As David Thompson writes here in the Newsletter
“The DUP appears to have formally abandoned its support for the deal it said earlier this year had restored Northern Ireland’s place in the United Kingdom – as it endorsed alternative trade arrangements in a Stormont debate.”
David goes on to write that “…this morning, Deborah Erskine said “the DUP has been clear that arrangements to which Northern Ireland is currently subject to – impact and undermine the integrity of the UK’s Internal Market”.
The Fermanagh MLA said “We are firmly of the view that it does not require the application of large swathes of EU law on Northern Ireland to secure advantages and mutually beneficial trading arrangements. Mutual recognition would say 5% of businesses in Northern Ireland to trade with the EU, monitored by UK authorities to ensure they have compiled with complied with EU standards”.
It became pretty clear a few weeks ago when Gavin Robinson denounced the deal he had a part in negotiating that the pressure within Unionism on the DUP to admit that they had oversold the Windsor Framework was becoming overwhelming.
Then, as now, it was hard to see what the DUP can do about it.
The DUP and other Unionists have now returned to pushing for mutual enforcement as the solution and if that rings a bell it’s because it was raised as the answer several times during the Brexit talks, only to be rejected by an uninterested European Union on every occasion.
And what are the chances of a Labour government whose members never wanted Brexit to begin with deciding to try and re-open negotiations with the European Union on Northern Ireland (for what would be the fourth time of asking!), at the behest of the Democratic Unionist Party (whom Labour MPs are likely to have a low opinion of), to renegotiate a deal the European Union is not only happy with but afforded the UK government considerable leeway in unilaterally softening to push a solution the European Union has rejected on multiple previous occasions and all while Labour seeks closer ties?
The chances are bound to be incredibly low.
And that is where the think tank report mentioned at the begining comes back into the conversation.
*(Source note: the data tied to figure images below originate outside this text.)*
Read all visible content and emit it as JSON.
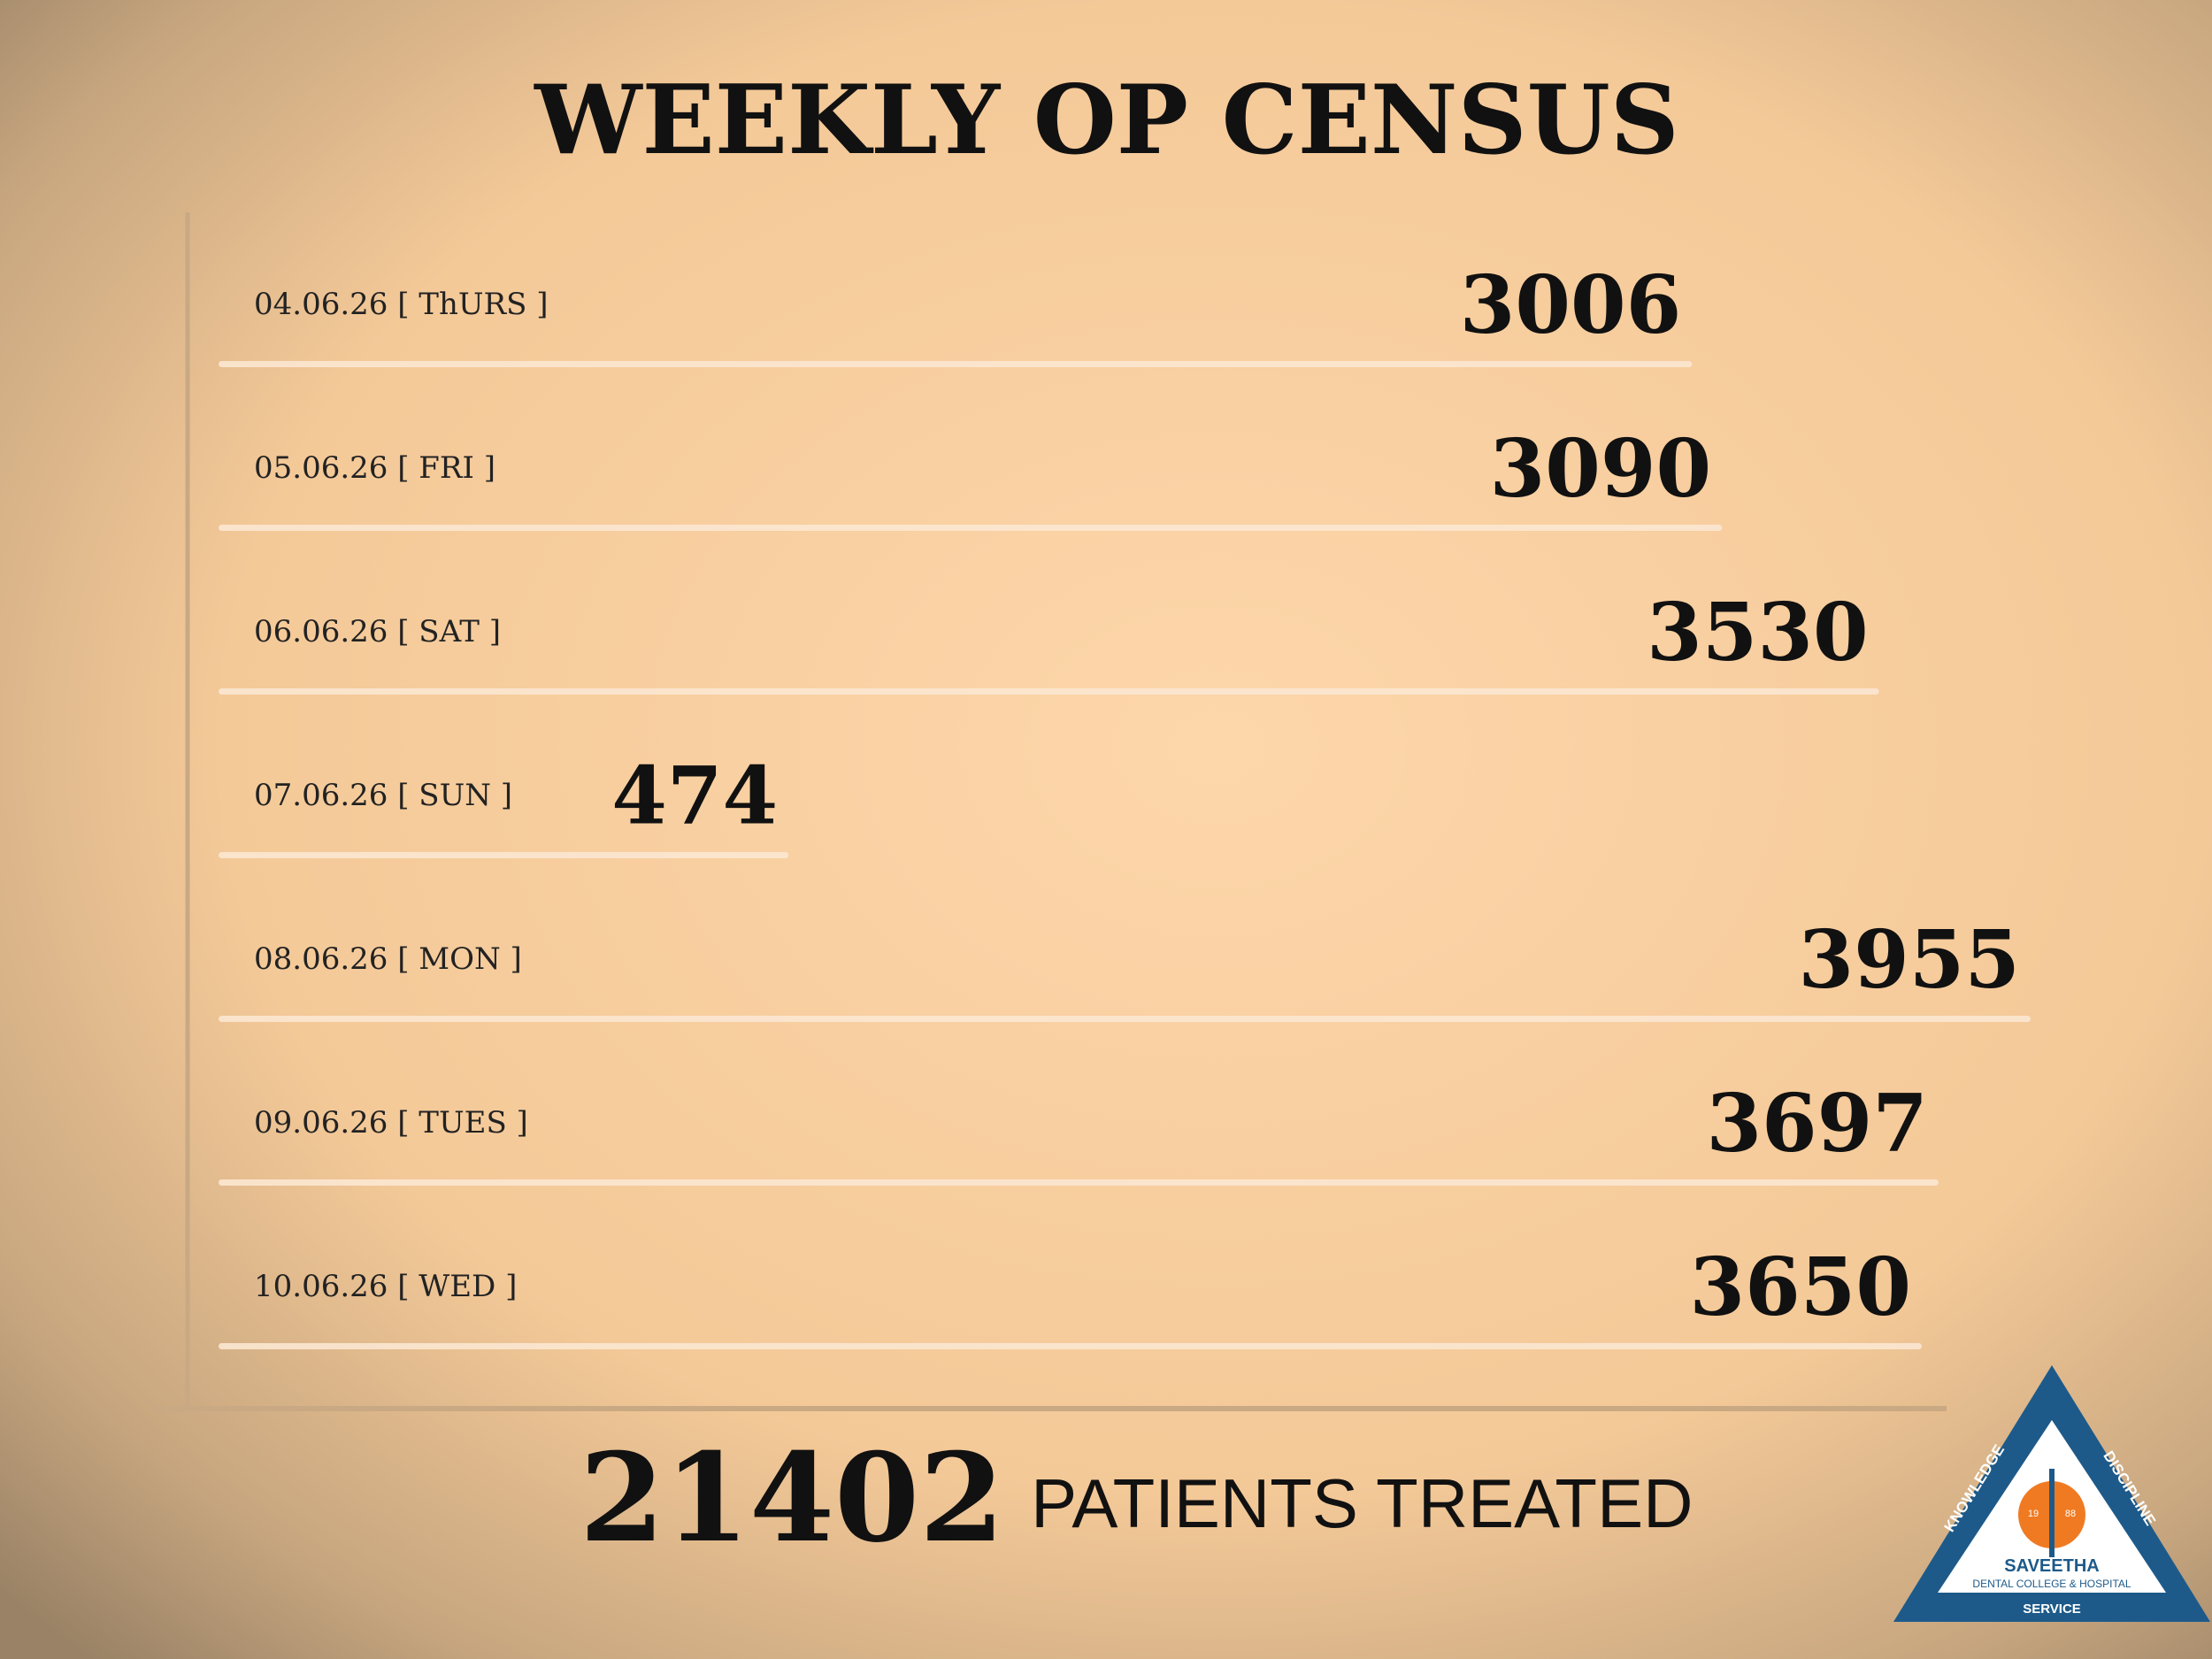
{
  "chart_data": {
    "type": "bar",
    "orientation": "horizontal",
    "title": "WEEKLY OP CENSUS",
    "categories": [
      "04.06.26 [ ThURS ]",
      "05.06.26 [ FRI ]",
      "06.06.26 [ SAT ]",
      "07.06.26 [ SUN ]",
      "08.06.26 [ MON ]",
      "09.06.26 [ TUES ]",
      "10.06.26 [ WED ]"
    ],
    "values": [
      3006,
      3090,
      3530,
      474,
      3955,
      3697,
      3650
    ],
    "color": "#fbe7d2",
    "total": 21402,
    "total_label": "PATIENTS TREATED"
  },
  "logo": {
    "left": "KNOWLEDGE",
    "right": "DISCIPLINE",
    "year_left": "19",
    "year_right": "88",
    "name": "SAVEETHA",
    "subtitle": "DENTAL COLLEGE & HOSPITAL",
    "bottom": "SERVICE"
  }
}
Given reopening negotiations on the protocol is a non-starter, the only other feasible path for unionism was for the incoming Labour government to soften Brexit for the UK as a whole, leading to a less onerous protocol as a result (even at the cost of Brexit itself being weakened).
Yet if the report is right, then what Labour is willing to do is probably not enough to have a practical impact on the operation of the protocol. Goods will still be checked, and the Irish sea border will remain.
While everyone else moves on from Brexit, the DUP and TUV seemingly remain stuck, unable to process it or reconcile themselves to its outcome. Instead they are reheating the same old arguments that nobody in a position of power and influence is listening to and they appear doomed to nurse their sense of grievance of this issue going forwards, much as Unionists did over the Anglo-Irish Agreement of 1985.
The hope of a radical right-wing government determined to stick it to Brussels is probably the only path they have left, given their usual tactics of doing a deal, denouncing the deal, and then engaging in excruciating re-negotiations to marginally improve the deal have run out of road. Time may bear them out on that one, but it’s a long, long wait to 2029.
Still, it’s not all doom and gloom. As David writes “the Ulster Unionist Party – an early advocate of mutual enforcement – appeared to have flipped its position, backing the SDLP motion affirming “the huge opportunity” provided by the current trade arrangements.
Asked by the News Letter if this was now party policy – and if it has abandoned its opposition to the Irish Sea border – an Ulster Unionist spokesperson said its position “has not changed since 2019. It must be removed and the party has laid out their plans to remove it.”
Making the best of a bad situation with a dose or realism? A novel approach.